Auch gegen den Vollstreckungsbescheid gibt es ein Rechtsmittel, den Einspruch; er steht einem vorläufig vollstreckbaren Versäumnisurteil gleich, § 700 Abs. 1 ZPO, und ist ein Vollstreckungstitel, § 794 Abs. 1 Nr. 4 ZPO. Was der Vollstreckungsbescheid im Einzelnen bewirkt und wie es zur Zwangsvollstreckung weitergeht, erklärt der Ratgeber dazu.
Amtsgericht Coburg: Anschrift und Kontakt des Mahngerichts
Das Zentrale Mahngericht für Bayern sitzt in der Heiligkreuzstraße in Coburg; Post erreicht es über die eigene Postanschrift.
| Kontakt | Amtsgericht Coburg |
|---|---|
| Gericht | Amtsgericht Coburg – Zentrales Mahngericht für Bayern |
| Anschrift | Heiligkreuzstraße 22, 96450 Coburg |
| Postanschrift | 96441 Coburg |
| Telefon | 09561 878-5 |
| Fax | 09621 962414-232 |
| [email protected] (für Rückfragen, nicht für Anträge) |
Für Rückfragen zu einem laufenden Verfahren nennen Sie stets das Geschäftszeichen aus dem Mahnbescheid. Wer uns beauftragt hat, braucht das Gericht nicht selbst zu kontaktieren: Den Schriftverkehr führen wir.
Häufige Fragen
Ist das Amtsgericht Coburg auch für München und Nürnberg zuständig?
Ja. Für jeden Antragsteller mit Sitz oder Wohnsitz in Bayern ist das Amtsgericht Coburg das Mahngericht, § 689 Abs. 2 ZPO in Verbindung mit der Zuweisung nach § 689 Abs. 3 ZPO – gleich ob München, Nürnberg oder ein Dorf im Allgäu.

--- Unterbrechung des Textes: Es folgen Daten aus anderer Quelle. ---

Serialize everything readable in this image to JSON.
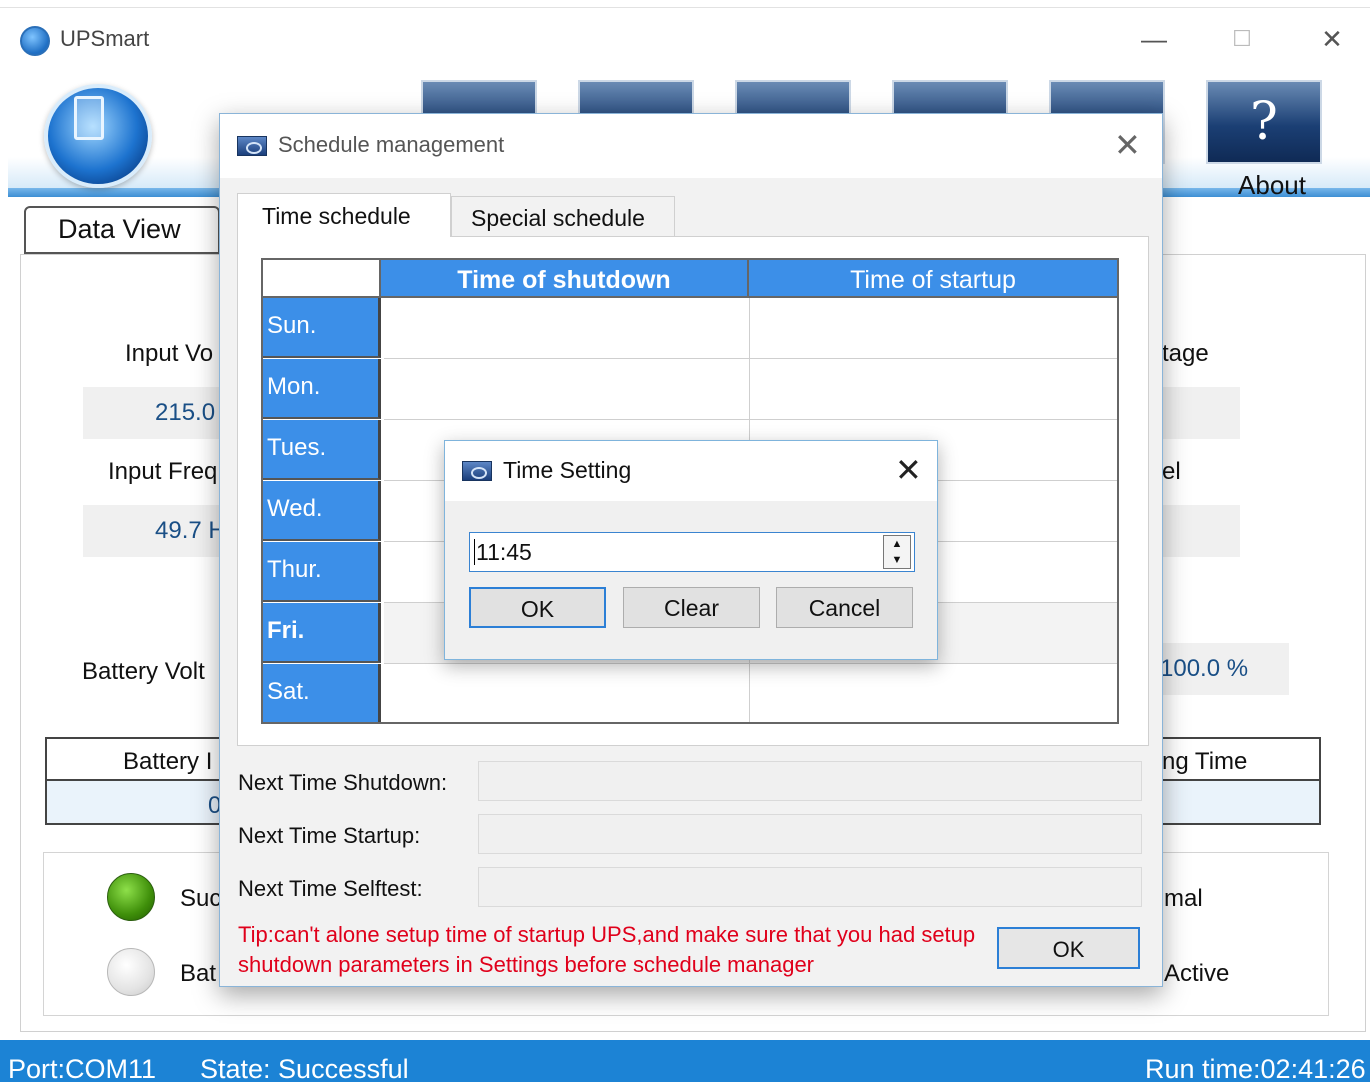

Mein Schuldner wohnt in Hamburg, ich in Bayern. Welches Gericht ist zuständig?
Coburg. Die Zuständigkeit des Mahngerichts richtet sich nach dem Antragsteller. Widerspricht der Schuldner, geht die Sache an das Streitgericht in Hamburg, das im Antrag benannt wurde, § 696 Abs. 1 ZPO.
Mein Schuldner sitzt in Sachsen, ich in Bayern. Coburg oder Aschersleben?

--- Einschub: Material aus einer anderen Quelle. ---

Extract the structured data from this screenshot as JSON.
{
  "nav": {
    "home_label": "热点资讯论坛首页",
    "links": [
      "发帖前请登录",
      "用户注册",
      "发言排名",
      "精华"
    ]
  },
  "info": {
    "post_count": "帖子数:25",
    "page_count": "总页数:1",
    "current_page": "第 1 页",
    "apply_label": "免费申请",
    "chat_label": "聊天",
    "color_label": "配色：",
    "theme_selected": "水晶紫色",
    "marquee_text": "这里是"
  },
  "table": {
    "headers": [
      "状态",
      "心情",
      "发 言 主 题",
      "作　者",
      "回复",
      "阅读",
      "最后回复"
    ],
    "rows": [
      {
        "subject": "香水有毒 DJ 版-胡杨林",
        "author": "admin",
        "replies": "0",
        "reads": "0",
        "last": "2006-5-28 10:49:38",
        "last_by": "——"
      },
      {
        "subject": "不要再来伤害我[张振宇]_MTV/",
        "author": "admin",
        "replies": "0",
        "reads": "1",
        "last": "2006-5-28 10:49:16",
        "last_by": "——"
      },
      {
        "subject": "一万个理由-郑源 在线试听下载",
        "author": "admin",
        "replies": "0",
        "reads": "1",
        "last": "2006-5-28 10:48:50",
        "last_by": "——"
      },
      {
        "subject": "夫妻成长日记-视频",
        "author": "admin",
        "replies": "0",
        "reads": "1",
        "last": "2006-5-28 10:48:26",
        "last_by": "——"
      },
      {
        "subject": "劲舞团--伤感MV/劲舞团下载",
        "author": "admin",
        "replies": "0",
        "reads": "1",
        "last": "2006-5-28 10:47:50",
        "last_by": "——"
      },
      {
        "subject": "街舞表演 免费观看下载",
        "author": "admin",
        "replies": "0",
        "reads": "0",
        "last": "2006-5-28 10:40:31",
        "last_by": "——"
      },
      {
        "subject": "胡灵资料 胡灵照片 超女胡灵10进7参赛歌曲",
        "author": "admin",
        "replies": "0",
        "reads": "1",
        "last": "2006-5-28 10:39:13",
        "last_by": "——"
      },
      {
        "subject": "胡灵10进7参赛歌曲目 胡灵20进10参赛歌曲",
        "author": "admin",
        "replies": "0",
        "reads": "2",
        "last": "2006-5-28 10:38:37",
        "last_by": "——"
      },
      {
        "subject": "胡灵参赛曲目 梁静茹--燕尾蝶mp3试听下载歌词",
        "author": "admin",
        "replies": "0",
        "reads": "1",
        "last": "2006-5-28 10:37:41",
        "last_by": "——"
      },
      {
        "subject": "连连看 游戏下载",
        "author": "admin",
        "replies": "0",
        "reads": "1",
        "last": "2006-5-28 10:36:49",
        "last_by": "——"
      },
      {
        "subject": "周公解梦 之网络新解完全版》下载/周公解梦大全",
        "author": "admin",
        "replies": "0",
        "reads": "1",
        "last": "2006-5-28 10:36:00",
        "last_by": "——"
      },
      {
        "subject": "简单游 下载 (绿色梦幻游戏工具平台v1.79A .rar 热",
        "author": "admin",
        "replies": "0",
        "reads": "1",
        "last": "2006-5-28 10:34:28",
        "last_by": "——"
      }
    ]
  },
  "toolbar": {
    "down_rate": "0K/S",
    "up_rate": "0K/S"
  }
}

Coburg. Das Mahngericht richtet sich nach Ihrem Sitz, § 689 Abs. 2 ZPO. Das Mahngericht Aschersleben wäre zuständig, wenn Sie selbst in Sachsen, Sachsen-Anhalt oder Thüringen ansässig wären.

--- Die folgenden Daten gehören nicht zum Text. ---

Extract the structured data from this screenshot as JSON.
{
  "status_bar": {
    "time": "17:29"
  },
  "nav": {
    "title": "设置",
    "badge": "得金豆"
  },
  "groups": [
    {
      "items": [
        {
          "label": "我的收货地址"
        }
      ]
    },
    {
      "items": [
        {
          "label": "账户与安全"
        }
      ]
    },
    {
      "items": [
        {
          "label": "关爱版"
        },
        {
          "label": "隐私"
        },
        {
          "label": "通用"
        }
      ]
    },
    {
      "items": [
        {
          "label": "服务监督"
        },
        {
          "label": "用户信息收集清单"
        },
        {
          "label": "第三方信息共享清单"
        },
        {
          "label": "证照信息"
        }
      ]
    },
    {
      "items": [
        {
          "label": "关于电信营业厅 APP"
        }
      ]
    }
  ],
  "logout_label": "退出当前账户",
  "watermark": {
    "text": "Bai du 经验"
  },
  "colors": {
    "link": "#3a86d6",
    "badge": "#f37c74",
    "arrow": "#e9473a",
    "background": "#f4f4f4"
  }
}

Ist das Mahngericht dasselbe wie das Amtsgericht Coburg?
Es ist eine Abteilung des Amtsgerichts Coburg mit eigener Anschrift, eigener Telefonnummer und eigener Poststelle. Für Fragen zu Mahnverfahren wenden Sie sich an das Zentrale Mahngericht, nicht an die allgemeine Geschäftsstelle des Amtsgerichts.
Kann ich den Antrag per Fax oder E-Mail nach Coburg schicken?
Nein. Anträge mit Vordruckzwang dürfen weder per Fax noch per E-Mail eingereicht werden, § 703c Abs. 2 ZPO in Verbindung mit den Hinweisen des Gerichts. Zugelassen sind die sicheren Übermittlungswege, der Online-Mahnantrag und der Barcode-Antrag.
Wie lange dauert es, bis der Mahnbescheid aus Coburg kommt?
Das Gesetz verlangt bei maschineller Bearbeitung die Erledigung spätestens am Arbeitstag nach dem Eingang, § 689 Abs. 1 ZPO. Die Zeit bis zur Zustellung beim Schuldner hängt von der Post und von der Richtigkeit der Anschrift ab.
Was passiert, wenn das Mahngericht Coburg meinen Antrag moniert?
Vor einer Zurückweisung muss das Gericht Sie hören, § 691 Abs. 1 ZPO. Praktisch heißt das: Es beanstandet einzelne Angaben und gibt Gelegenheit zur Berichtigung. Wie eine Monierung aussieht und wie Sie antworten, zeigt der Beitrag dazu.
Kann ich den Mahnbescheid in Bayern online beantragen?
Ja, für jeden Antragsteller mit Sitz in Bayern: Das Zentrale Mahngericht Coburg nimmt den Online-Mahnantrag der Länder, den Barcode-Antrag und die sicheren Übermittlungswege an. Über uns geben Sie Forderung und Schuldner ein, wir prüfen die Angaben und reichen elektronisch in Coburg ein, § 702 Abs. 2 ZPO.